China's plans to approve six to eight plants a year through 2020 – part of its war on pollution – is still being worked at but so far the uranium price has shrugged all good indicators sliding to $28 a pound earlier this year, levels last seen in 2005.

Haywood Securities in a new research note reports that the turnaround in the spot U3O8 price is gaining momentum, jumping 3.3% to $31 a pound this week and up nearly 8% in August.

The broker's average price tracked by the Vancouver-based independent investment dealer with $5 billion under management has enjoyed 13 session gains out of the last 15, adding more than 10% in August to $31.63.

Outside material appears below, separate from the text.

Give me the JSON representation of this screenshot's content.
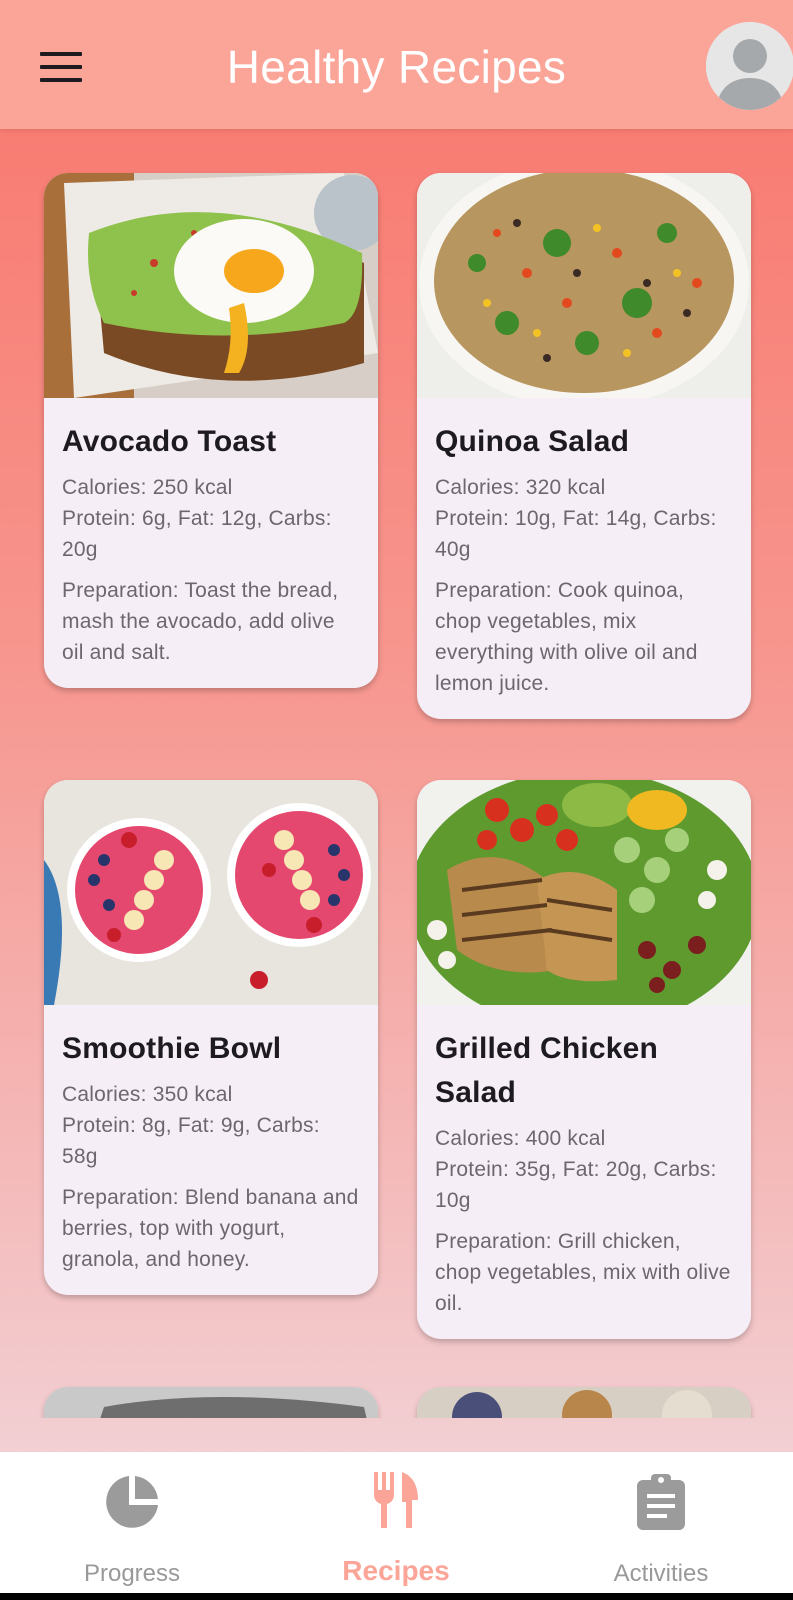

The long term price, where most uranium business is conducted, is still languishing at $44 a pound, a six year low, but the differential to spot has narrowed 35% over the past year, which at some point should help drag the long term price higher.

Haywood forecasts a spot uranium price of $39.50 and a long term price of $57.50 next year and further improvement in prices to more than $70 within five years.

After an early 2014 run-up uranium stocks entered a sharp correction in March, but many shares in the sector is now playing catch-up with the improving spot price.

Near-term producers tracked by Haywood are up almost 25% so far this quarter, while explorers have enjoyed a 15% bounce since the beginning of July.